I’ve had lots of other non-STEM peers ask me for an honest opinion on how I’ve found the experience, particularly in the early days. So, to give you an idea of what it might be like, here is a summary of my main takeaways from my first lesson.

Note: the content of CFG classes remains the intellectual property of CFG, so I’ll primarily be discussing how I prepared for my first Python class and how I found it.

Things I wish I’d known before my first CFG Python class:

  • I promise you don’t need to have done coding before. Promise. P r o m i s e. Especially for your first class! Everything is designed for complete beginners, so come with an open mind and willingness to learn. If you get stuck, there are multiple instructors, so it’s straightforward to ask for help. If you enjoy logical processes, you’ll probably enjoy it; my degree background is social and political sciences and I liked the way you can slowly build upon your coding knowledge to create more advanced programs.
  • Give yourself some time to install and set up the required technology: CFG provide very clear instructions on how to set up everything you need for your first class. We use PyCharm Community, and at the beginning of my first class, when I went to open this for the first time, it took about 20 minutes to open on my incredibly slow laptop. I was stressed trying to simultaneously memorise the steps the class was taking and waiting for the programme to open – lesson learned and it’s been plain sailing ever since.
  • It doesn’t have to be a solo battle.

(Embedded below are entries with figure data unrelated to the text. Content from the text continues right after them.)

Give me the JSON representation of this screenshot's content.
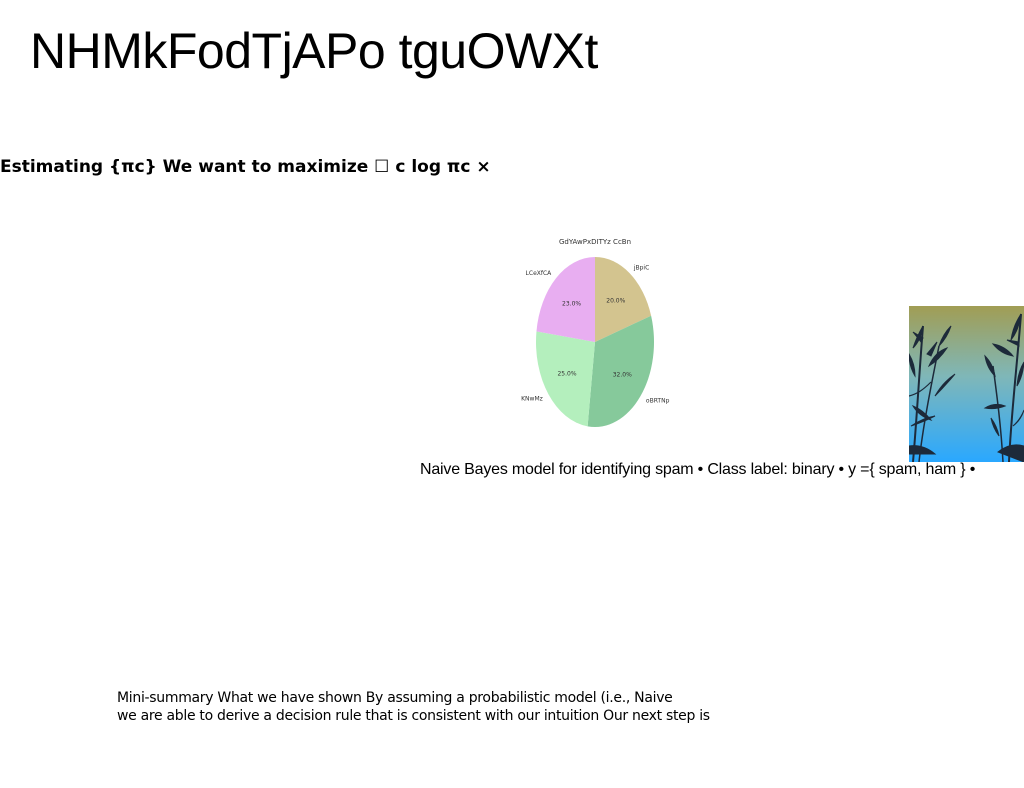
{
  "slide": {
    "title": "NHMkFodTjAPo tguOWXt",
    "equation_text": "Estimating {πc} We want to maximize ☐ c log πc ×",
    "caption": "Naive Bayes model for identifying spam • Class label: binary • y ={ spam, ham } •",
    "summary_lines": [
      "Mini-summary What we have shown By assuming a probabilistic model (i.e., Naive",
      "we are able to derive a decision rule that is consistent with our intuition Our next step is"
    ]
  },
  "chart_data": {
    "type": "pie",
    "title": "GdYAwPxDITYz CcBn",
    "slices": [
      {
        "label": "jBpiC",
        "value": 20.0,
        "display": "20.0%",
        "color": "#d3c48f"
      },
      {
        "label": "oBRTNp",
        "value": 32.0,
        "display": "32.0%",
        "color": "#86c99b"
      },
      {
        "label": "KNwMz",
        "value": 25.0,
        "display": "25.0%",
        "color": "#b4efbd"
      },
      {
        "label": "LCeXfCA",
        "value": 23.0,
        "display": "23.0%",
        "color": "#e8aef1"
      }
    ],
    "start_angle_deg": 90,
    "direction": "clockwise"
  },
  "image": {
    "sky_top": "#a19d54",
    "sky_bottom": "#2aa8ff",
    "silhouette": "#1d2a3a"
  }
}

CFG offer a variety of courses – why not encourage a friend to sign up as well? Although CFG manage the applications and allocation of students to courses, having someone you know do any of their courses is a good way to hold yourself accountable. I was fortunate enough to end up on the same lesson slot as one of my friends (hi, Michelle!) and have found it incredibly helpful to talk to someone else during this learning journey about both its highlights and challenges.
  • There are so many online resources to support you in your journey. CFG do a great job providing their core curriculum, teaching and homework tasks. However, if there is anything you are unsure on, there are also hundreds of blogs, videos and courses that you can follow to go over topics covered in class.

Interested in signing up yourself?

Code First: Girls run three free courses:

  1. Introduction to Web Development
  2. Introduction to Python Programming
  3. Introduction to Data Science and SQL Programming

These courses are open to self-identifying women:

  • aged 18-23 
  • OR are currently studying at university
  • OR have finished their studies in the last two years 

If you’re interested in signing up for a free course (2 hours, once a week for 8 weeks), you can do this here. As you can probably tell, I’d highly recommend it.

In these uncertain times, it is useful to think of different ways to approach challenges and think broadly regarding different options which may be available to you.

A big thank you to all the volunteers at CFG for helping female students from all backgrounds to begin to explore careers and possibilities within the tech industry.